In the latest move to balance its international payments, the State Administration of Foreign Exchange (SAFE) issued a circular on Tuesday, requiring importers to report deals exceeding US$500,000 that are dated before March 1, but with the payment scheduled 90 days later.
The importers must report to the local bureau of the SAFE before the end of April, and submit the required documents including customs clearance certificates and contracts.
For such import deals with a delivery date after March 1, the importers need to report to SAFE 60 days after the delivery date.
Postponed import payments constitute virtual foreign debts, which need tighter supervision as they fall into the category of capital account, the administration says.
The Chinese currency, the renminbi, is convertible under the current account, which typically covers trade, but only partially convertible under the capital account.
"The implementation of the circular will help prevent import payment funds under the current account from becoming short-term foreign debt under the capital account, and is an important step to promote balanced international payments," SAFE said in a statement.
Growing numbers of postponed import payments and export advances in recent years have already caused a rapid rise in China's short-term debts, a trend SAFE has vowed to closely monitor.
Chinese importers increasingly opted for late payments while exporters found advance payments more desirable, largely as a result of expectations that the renminbi will appreciate, and interest rate differentials between local and foreign currency deposits.
Market speculation about an appreciation in the renminbi remains unabated this year, as China's trading partners continue to push for revaluation.
China's outstanding foreign debts reversed a downward trend since 1999 in the first half of 2003, and the proportion of short-term liabilities rose rapidly.
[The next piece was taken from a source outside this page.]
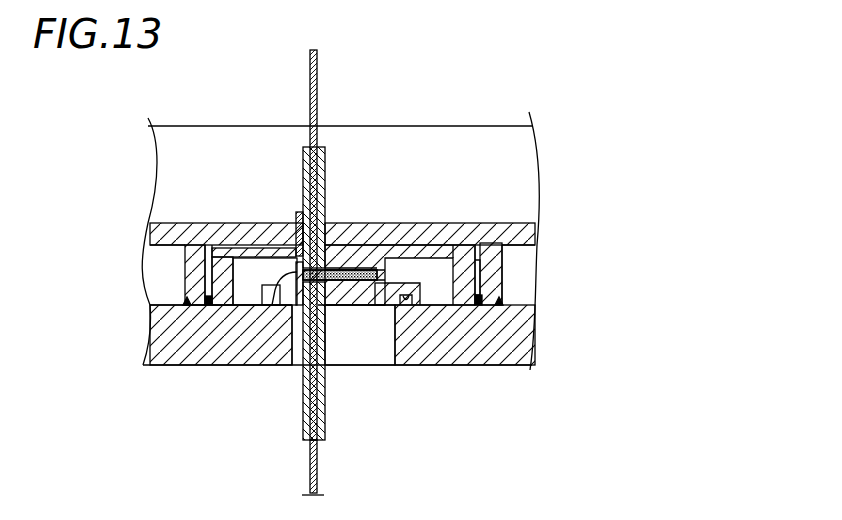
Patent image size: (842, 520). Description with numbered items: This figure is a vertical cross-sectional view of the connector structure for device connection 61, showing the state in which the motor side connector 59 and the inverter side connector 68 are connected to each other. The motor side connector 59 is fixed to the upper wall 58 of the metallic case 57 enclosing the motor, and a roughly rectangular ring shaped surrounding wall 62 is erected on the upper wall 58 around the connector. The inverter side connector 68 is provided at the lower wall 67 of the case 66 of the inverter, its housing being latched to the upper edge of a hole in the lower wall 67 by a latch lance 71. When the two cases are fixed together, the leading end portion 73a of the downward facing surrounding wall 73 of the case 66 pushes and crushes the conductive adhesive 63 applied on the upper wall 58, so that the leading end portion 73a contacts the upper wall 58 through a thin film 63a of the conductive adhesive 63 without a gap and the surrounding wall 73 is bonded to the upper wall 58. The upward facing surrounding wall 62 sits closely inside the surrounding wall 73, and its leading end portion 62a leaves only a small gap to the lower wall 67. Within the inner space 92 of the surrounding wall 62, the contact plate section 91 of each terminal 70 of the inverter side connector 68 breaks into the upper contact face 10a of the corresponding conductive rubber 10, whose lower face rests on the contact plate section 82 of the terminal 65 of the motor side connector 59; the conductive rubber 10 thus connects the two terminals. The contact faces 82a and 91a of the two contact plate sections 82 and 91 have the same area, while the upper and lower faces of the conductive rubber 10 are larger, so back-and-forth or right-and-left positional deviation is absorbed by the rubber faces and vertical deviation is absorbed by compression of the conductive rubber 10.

Regulators attributed the trend to statistical adjustments that included trade-related credit and foreign liabilities of foreign financial institutions operating in China as part of foreign debt.
A policy-triggered borrowing craze by foreign banks operating in China further pushed up growth in the nation's short-term foreign debts last year.
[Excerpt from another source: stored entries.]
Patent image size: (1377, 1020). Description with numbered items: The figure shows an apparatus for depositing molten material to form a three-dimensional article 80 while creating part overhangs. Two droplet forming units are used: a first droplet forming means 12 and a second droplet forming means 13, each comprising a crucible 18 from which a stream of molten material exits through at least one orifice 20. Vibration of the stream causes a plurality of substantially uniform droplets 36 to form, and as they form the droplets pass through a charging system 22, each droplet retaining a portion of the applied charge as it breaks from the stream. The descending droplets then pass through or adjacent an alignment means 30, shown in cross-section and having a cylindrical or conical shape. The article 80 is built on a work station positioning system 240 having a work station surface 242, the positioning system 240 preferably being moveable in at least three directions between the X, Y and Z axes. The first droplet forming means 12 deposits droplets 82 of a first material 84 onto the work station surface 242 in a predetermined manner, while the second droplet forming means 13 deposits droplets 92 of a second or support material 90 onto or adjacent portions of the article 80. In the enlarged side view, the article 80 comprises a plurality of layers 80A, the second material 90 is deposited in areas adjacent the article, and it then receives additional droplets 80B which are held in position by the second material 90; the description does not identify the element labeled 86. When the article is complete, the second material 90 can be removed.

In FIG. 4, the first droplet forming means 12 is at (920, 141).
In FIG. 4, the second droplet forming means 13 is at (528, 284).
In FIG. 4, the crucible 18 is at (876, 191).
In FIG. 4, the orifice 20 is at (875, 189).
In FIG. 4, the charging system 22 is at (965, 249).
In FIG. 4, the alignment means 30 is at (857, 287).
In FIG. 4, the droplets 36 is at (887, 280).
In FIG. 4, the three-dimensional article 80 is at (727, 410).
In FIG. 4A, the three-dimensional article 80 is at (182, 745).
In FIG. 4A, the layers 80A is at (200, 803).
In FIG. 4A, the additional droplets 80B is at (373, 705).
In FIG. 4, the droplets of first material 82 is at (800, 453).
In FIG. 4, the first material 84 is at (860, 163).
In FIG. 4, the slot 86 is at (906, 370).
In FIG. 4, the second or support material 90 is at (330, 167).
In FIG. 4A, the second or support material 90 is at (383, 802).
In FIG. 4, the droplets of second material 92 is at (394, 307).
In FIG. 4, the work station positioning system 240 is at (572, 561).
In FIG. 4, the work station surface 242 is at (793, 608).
China's new foreign debts in the first three quarters of last year surged 71.27 per cent to US$124.1 billion, slowing from a frenzied 97.80 per cent increase recorded for the first half of the year, SAFE statistics indicated.
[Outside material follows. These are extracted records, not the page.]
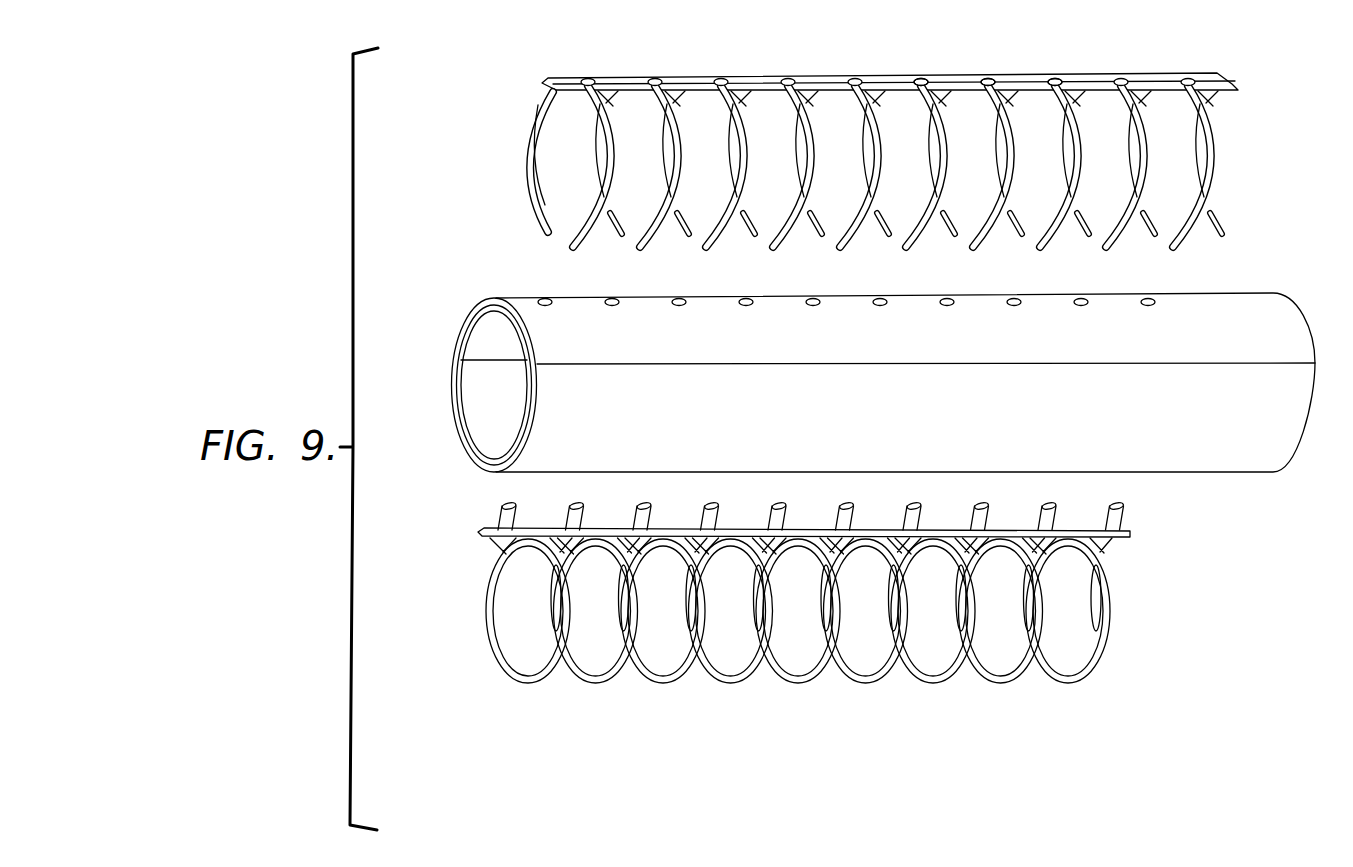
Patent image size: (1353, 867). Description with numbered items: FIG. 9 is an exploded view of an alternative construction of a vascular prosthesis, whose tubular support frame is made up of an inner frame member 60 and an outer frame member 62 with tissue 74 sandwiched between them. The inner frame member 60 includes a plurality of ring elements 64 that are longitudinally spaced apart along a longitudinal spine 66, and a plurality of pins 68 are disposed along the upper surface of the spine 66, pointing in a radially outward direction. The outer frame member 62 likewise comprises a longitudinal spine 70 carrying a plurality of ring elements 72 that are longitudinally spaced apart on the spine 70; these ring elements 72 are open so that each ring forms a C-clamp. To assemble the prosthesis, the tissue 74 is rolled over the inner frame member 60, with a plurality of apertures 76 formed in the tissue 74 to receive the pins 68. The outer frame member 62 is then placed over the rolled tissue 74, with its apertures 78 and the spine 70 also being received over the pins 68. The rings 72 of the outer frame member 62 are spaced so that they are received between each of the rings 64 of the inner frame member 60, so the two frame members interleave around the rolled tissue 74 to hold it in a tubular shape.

The inner frame member 60 is at (845, 612).
The outer frame member 62 is at (880, 137).
The ring elements 64 is at (655, 684).
The longitudinal spine 66 is at (1132, 533).
The pins 68 is at (1062, 506).
The longitudinal spine 70 is at (1218, 78).
The ring elements 72 is at (737, 185).
The tissue 74 is at (884, 360).
The apertures 76 is at (680, 297).
The apertures 78 is at (1047, 80).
The nation's total outstanding foreign debts were US$223.4 billion at the end of September last year, up 15.31 per cent year-on-year, it said.
Chinese regulators insist the increases in foreign debts pose no threat to the nation's financial security, thanks to its massive foreign exchange reserves, which stood at US$609.9 billion at the end of last year.
But the rapid increases in forex reserves, partly due to speculation-driven capital inflows, have also complicated the Chinese monetary authorities' efforts to contain the growth of bank credit.